Me: *still trying to find the end of the tape on the roll*
Whenever I can’t sleep at night I dig a hole in the backyard to keep the neighbors guessing.
[pearly gates]
Pete:
Me:
Pete:
Me: was it my browser history?
Pete: wAs It mY bRoWsEr HiStOrY
My son shut off location sharing on his phone and now I have to call my mom and apologize for causing her crippling anxiety every night from 1984 to 1987.
Just ordered Dominos while at Dominos because I need a ride home.
*Steals parking spot from guy backing in*
Him:*middle finger*
Me: [rolls down window] I SEE THAT YOU’RE NOT MARRIED. I ALSO AM NOT MARRIED
PRIEST: Does anyone know why these two should not be married?
ME: *from back* SHE PRONOUNCES IT ‘SUPPOSABLY’
*priest slowly backs away*
Always love a woman for her personality. They have like 10, so you can choose.
I’ve never had a problem stepping up to the plate.
We’re talking about food, right?
[talks about how badass wolves are for 20 mins]
date: can we talk about something else?
[pulls out powerpoint on why wolves are badass] No
You ever randomly hear your mom singing ‘Candy Shop’ and then die a little inside?

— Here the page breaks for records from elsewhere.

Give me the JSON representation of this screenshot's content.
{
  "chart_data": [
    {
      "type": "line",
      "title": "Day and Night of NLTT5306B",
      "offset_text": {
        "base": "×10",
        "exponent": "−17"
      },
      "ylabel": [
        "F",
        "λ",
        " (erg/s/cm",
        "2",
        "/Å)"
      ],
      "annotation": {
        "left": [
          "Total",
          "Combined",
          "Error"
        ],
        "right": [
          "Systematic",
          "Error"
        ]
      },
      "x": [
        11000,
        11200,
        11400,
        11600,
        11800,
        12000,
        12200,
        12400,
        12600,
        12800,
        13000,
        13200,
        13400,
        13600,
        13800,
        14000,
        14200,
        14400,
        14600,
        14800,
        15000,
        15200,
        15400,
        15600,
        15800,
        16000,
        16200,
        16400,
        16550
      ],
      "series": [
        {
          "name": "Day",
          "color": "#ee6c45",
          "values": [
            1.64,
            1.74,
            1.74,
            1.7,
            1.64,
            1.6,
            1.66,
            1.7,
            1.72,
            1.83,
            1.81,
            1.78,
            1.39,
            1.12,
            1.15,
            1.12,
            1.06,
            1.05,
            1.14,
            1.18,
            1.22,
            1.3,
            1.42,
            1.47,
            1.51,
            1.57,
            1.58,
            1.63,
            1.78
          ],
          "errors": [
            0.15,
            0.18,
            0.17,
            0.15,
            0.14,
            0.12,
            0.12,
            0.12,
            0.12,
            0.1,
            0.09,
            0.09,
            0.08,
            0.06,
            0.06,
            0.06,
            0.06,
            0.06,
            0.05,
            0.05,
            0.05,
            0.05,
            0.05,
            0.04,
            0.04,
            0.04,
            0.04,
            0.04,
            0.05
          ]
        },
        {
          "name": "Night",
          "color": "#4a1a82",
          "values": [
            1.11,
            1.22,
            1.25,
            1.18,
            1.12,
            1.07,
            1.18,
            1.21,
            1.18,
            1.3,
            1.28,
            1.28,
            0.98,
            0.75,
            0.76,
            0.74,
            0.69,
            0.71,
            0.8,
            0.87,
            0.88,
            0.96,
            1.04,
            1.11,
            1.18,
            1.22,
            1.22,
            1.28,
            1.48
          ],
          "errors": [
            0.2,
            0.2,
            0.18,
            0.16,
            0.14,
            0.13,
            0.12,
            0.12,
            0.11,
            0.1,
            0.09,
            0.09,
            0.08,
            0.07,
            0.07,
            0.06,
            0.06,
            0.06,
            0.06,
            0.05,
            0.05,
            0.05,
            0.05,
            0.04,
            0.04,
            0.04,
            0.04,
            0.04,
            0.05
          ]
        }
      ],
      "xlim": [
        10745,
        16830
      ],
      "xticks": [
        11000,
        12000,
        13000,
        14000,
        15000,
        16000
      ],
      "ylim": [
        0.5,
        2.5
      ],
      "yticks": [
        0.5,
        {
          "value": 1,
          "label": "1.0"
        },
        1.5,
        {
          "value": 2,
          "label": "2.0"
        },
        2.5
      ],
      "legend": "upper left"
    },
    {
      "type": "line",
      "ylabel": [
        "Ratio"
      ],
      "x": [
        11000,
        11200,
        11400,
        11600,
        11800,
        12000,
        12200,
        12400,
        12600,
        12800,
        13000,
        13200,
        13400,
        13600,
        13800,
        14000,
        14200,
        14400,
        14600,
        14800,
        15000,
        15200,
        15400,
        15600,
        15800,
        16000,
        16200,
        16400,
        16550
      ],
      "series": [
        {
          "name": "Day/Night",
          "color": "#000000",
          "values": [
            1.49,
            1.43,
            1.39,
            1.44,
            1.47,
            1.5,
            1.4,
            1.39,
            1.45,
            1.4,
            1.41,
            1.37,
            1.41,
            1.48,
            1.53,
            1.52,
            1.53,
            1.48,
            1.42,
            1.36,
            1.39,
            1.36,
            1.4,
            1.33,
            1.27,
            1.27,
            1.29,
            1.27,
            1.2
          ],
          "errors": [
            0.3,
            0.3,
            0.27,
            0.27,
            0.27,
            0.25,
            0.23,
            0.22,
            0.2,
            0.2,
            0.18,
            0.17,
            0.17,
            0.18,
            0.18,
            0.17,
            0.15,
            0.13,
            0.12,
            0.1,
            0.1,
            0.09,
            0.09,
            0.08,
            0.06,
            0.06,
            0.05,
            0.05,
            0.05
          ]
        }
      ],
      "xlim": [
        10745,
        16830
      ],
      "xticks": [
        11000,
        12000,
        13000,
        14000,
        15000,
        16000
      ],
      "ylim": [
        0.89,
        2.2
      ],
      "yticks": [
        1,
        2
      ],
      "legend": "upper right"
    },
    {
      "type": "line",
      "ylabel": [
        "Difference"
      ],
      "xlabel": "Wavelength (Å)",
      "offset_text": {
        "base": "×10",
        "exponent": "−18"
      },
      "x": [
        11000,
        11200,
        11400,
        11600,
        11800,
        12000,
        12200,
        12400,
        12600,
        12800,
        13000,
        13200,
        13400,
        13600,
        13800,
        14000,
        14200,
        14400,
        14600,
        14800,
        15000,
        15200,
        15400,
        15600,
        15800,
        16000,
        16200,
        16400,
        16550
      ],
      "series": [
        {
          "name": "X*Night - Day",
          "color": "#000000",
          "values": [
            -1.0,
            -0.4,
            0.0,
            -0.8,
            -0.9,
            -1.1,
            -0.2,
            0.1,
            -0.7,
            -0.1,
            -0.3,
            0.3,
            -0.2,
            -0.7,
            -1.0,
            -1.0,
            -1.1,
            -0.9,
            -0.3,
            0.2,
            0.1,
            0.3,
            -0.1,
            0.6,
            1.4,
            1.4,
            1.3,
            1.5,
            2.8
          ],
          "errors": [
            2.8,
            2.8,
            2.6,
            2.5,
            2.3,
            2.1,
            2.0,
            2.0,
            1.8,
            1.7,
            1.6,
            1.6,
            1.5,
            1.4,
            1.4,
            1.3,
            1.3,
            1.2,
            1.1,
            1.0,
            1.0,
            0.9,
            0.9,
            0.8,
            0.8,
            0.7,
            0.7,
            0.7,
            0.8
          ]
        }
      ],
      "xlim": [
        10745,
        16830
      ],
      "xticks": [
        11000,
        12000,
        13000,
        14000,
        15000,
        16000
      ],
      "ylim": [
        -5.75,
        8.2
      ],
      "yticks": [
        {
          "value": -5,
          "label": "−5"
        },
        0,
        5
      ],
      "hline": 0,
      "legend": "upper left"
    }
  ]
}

Why is Twitter so quiet on Sundays?
No way you’re all at church.
This is a true ally.
Best Friend: Best day of my life was the day I got married. Wbu?
Me: *Recalling when I got free Pizza from Pizza Hut* Yes My Wedding Day
my 18-month old nieces may have gotten a shitton of candy for valentine’s day, but I got something better (a shitton of candy that I have the thumb-strength to open myself, without asking my mom)
“Sorry, could I just squeeze by?”
<person doesn’t move an inch>
“Thanks”
Detective: Thefts of geese from the local park have continued. Who wants to look at the report?
Me: I’ll take a gander
Detective: *eyes me suspiciously*
“The best things in life are free.”
– Kleptomaniac
sure, sex is good…but have you ever made a really efficient spreadsheet?
I have never in my life learned from another person’s mistakes, I would literally let a giant wooden horse into my house right this second.